1. Field of the Invention
This invention relates to integrated circuit (IC) diagnosis, characterization and modification using charged particle beams.
2. Background
Electrical Failure Analysis isolates electrical issues in complete IC devices running under test (DUT). Shrinking nodes, new materials, and more complex structures are driving new isolation technologies and improvement of system resolution to detect the faults.
Electron beam diagnostic systems are a powerful tool used for IC characterization and debugging applications. Electron beam diagnostic systems are used, for example, for secondary electron imaging, circuit navigation using a built-in computer automated design (CAD) display, and voltage measurements from active circuits using voltage contrast principles. (See, for example, U.S. Pat. No. 4,706,019.) Other electron beams diagnostic systems use the electrons in the beam to affect a signal to detect faults. Such systems include Electron Beam-Induced Current (EBIC), Resistive Contrast Imaging (RCI), biased RCI (BRCI), Charge-Induced Voltage Alteration (CIVA), Low Energy CIVA (LECIVA), Electron-Beam Absorbed Current (EBAC), and Electron Beam-Induced Resistance Change (EBIRCH).
U.S. Pat. No. 6,872,581 to Shaw, et al., teaches methods for IC diagnosis, characterization, or modification using a charged particle beam. In one implementation, the bulk silicon substrate of an IC is thinned from the back side to about 1 to 3 μm from the deepest well, and a voltage is applied to a circuit element that is beneath the surface of the thinned substrate. The applied voltage induces an electrical potential on the surface, which is detected by the interaction of the induced voltage with the charged particle beam.

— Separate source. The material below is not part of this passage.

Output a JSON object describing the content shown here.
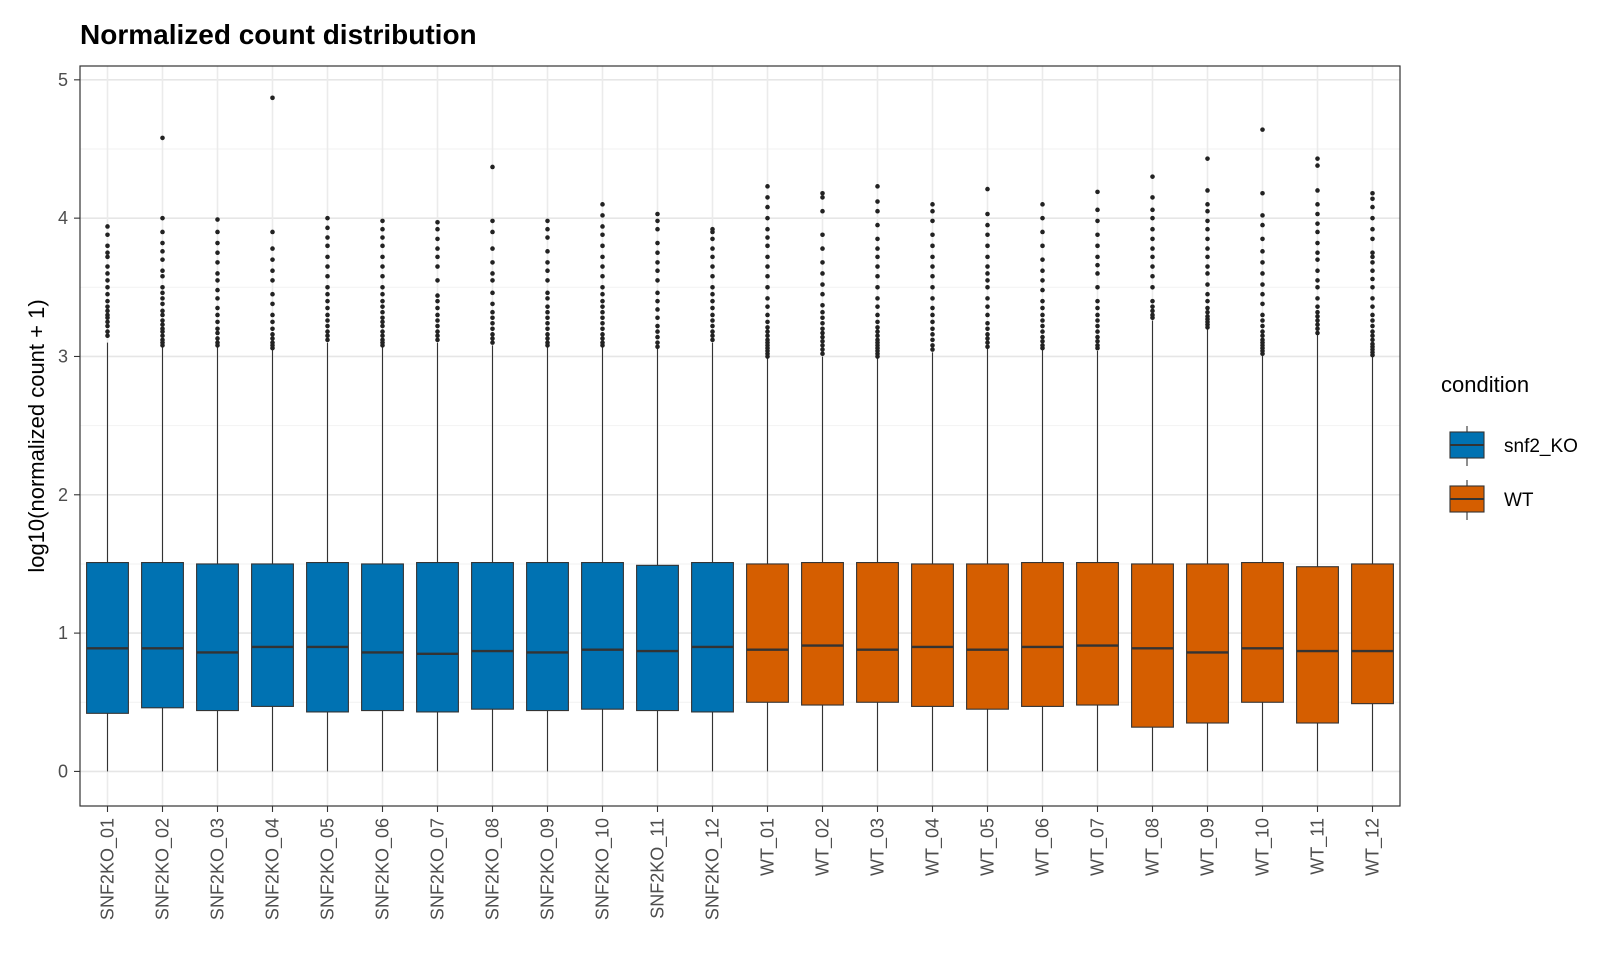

U.S. Pat. No. 5,972,725 to Wollesen, et al., similarly enables back-side voltage measurement by removing a portion of the silicon substrate using a combination of mechanical polishing and plasma etching, providing a supply voltage to the circuit, and observing the voltage contrast in the electron beam image.
It is desirable for such examination techniques to activate the IC circuitry with test signals design to operate the IC in test conditions. Activating modern ICs inside an SEM chamber requires hundreds to thousands of high-speed electrical feedthroughs, and this is a challenge. The number of high-speed feedthroughs required generally increases as the size (transistor count) and complexity of circuits generally accompanies an increased count in input output (I/O) terminals on the device. Historical e-beam solutions all relied on electrical signals being “passed through” into a vacuum chamber of the SEM, which is a cumbersome and slow process that may require specialized connection equipment to be produced for a particular IC.